E non si capiva a chi si riferisse. Al gatto che ogni mattina usciva di casa e tornava a pranzo. O al figlio che se n’era andato tre anni prima e non era mai tornato. Forse a tutti e due, perché entrambi erano arrivati con la stessa valigetta, e sarebbe stato divertente se non fosse stato così esatto.
Dall’appartamento usciva aria calda. Odorava di patate. In fondo borbottava la televisione, e le voci erano familiari, perché mia madre guardava sempre lo stesso canale. Io stavo sulla soglia con la valigetta da cui spuntava un gatto grigio.
La valigetta in cui la mattina c’erano contratti, grafici, preventivi. Tutto ciò che avevo considerato importante era rimasto sul sedile di pelle della macchina. Ciò che era veramente importante occupava quattro chili e faceva le fusa.
Valentina si è fatta di lato. Non ha detto “entra”. Non ha detto “finalmente”. Si è solo fatta da parte.

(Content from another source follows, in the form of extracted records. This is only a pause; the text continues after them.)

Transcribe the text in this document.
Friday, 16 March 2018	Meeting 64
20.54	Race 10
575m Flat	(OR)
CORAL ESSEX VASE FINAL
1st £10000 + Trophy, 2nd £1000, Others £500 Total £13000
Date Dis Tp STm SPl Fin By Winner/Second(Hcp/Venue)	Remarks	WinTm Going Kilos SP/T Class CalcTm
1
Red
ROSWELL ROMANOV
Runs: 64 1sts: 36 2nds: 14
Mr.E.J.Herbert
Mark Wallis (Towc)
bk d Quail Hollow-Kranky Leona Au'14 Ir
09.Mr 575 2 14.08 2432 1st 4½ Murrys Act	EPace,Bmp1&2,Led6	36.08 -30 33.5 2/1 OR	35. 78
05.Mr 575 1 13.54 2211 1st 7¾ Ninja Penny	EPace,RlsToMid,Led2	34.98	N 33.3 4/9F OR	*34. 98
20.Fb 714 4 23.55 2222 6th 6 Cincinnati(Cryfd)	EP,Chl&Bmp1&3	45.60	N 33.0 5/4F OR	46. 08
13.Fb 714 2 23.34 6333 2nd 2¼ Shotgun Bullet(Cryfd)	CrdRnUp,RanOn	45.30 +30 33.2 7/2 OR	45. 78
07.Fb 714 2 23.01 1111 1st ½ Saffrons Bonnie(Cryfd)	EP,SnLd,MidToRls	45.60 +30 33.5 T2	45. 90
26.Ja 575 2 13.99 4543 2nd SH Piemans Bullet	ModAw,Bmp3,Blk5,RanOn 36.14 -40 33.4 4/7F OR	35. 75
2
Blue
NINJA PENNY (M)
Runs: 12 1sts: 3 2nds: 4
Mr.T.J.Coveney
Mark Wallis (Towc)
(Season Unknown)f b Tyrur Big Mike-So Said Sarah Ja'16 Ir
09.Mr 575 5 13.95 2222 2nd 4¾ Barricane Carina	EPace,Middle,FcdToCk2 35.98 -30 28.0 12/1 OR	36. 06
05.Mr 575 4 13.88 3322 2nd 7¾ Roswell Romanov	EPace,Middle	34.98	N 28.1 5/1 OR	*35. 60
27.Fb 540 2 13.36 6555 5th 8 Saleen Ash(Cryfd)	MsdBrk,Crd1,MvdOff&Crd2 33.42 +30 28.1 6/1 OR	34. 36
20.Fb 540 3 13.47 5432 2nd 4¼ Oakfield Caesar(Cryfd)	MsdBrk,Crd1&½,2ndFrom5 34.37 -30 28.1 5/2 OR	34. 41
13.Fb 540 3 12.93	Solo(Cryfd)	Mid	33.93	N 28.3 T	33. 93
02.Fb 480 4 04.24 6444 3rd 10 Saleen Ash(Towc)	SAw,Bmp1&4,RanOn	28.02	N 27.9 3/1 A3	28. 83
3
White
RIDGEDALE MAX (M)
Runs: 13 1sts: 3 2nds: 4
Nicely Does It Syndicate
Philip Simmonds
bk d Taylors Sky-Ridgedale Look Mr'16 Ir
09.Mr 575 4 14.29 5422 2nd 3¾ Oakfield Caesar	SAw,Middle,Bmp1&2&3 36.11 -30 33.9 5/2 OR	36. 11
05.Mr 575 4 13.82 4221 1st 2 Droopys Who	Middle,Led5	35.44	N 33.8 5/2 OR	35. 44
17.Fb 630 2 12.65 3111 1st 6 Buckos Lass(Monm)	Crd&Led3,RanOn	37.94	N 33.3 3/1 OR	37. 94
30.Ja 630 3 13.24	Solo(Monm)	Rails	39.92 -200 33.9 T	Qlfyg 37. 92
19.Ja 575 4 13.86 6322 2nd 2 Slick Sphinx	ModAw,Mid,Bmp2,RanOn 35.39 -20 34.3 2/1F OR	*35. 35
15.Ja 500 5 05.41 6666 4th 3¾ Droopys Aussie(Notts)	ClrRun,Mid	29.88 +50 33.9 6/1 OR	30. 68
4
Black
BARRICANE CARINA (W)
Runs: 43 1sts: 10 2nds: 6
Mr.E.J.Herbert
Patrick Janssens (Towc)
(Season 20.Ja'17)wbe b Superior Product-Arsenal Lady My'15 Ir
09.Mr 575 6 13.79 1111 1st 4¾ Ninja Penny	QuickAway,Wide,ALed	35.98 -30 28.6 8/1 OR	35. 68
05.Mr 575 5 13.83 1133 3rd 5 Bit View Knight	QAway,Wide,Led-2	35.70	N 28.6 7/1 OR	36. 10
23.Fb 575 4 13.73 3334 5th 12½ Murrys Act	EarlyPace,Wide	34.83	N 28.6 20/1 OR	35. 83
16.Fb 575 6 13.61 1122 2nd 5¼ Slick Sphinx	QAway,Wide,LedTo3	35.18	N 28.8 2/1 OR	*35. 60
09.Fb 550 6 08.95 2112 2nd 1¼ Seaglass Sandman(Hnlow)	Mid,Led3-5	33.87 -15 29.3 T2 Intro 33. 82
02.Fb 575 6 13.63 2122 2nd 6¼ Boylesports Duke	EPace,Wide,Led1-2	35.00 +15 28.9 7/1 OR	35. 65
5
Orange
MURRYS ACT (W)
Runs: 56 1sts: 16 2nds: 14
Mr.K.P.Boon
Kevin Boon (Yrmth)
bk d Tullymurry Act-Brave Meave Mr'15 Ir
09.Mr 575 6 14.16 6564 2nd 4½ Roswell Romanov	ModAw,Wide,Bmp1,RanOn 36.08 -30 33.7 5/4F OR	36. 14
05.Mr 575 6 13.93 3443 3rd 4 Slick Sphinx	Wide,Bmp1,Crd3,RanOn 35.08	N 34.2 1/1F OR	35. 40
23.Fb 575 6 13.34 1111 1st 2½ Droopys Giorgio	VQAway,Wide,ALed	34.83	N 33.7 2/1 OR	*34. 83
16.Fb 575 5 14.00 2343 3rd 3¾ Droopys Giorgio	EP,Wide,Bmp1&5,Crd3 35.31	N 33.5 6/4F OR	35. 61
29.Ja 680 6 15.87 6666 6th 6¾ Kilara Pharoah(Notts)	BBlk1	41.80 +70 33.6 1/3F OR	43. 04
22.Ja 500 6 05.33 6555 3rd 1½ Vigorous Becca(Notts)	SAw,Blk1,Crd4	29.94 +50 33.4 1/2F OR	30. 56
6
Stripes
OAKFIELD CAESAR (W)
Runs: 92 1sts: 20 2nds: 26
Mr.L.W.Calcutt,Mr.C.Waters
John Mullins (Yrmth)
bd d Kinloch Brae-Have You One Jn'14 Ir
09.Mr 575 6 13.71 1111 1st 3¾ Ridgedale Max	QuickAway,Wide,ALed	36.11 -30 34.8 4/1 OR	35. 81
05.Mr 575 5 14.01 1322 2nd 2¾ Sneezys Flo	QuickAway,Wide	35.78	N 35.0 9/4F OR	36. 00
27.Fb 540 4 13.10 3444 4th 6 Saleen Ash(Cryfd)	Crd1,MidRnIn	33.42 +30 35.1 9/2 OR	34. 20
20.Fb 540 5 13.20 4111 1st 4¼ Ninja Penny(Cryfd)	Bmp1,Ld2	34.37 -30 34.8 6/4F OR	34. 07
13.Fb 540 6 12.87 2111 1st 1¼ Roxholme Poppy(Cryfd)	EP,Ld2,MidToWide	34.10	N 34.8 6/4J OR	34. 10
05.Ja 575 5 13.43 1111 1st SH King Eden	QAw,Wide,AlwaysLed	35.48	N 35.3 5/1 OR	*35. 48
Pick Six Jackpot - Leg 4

Io ho varcato la soglia. Senza togliermi le scarpe, senza posare la valigetta. Mia madre ha guardato le mie scarpe, e per un secondo sul suo viso è passata quell’espressione con cui una volta diceva: “Le scarpe fuori dalla porta, quante volte te lo devo ripetere”. Ma non ha detto niente. Ha solo scosso leggermente la testa, come si scuote quando si è rinunciato alle regole, perché ci sono cose più importanti delle regole.
In cucina bolliva il bollitore. Quello normale, col fischietto, come da bambino. E quel fischietto era come una voce che lo chiamava da tre anni, e finalmente aveva trovato risposta.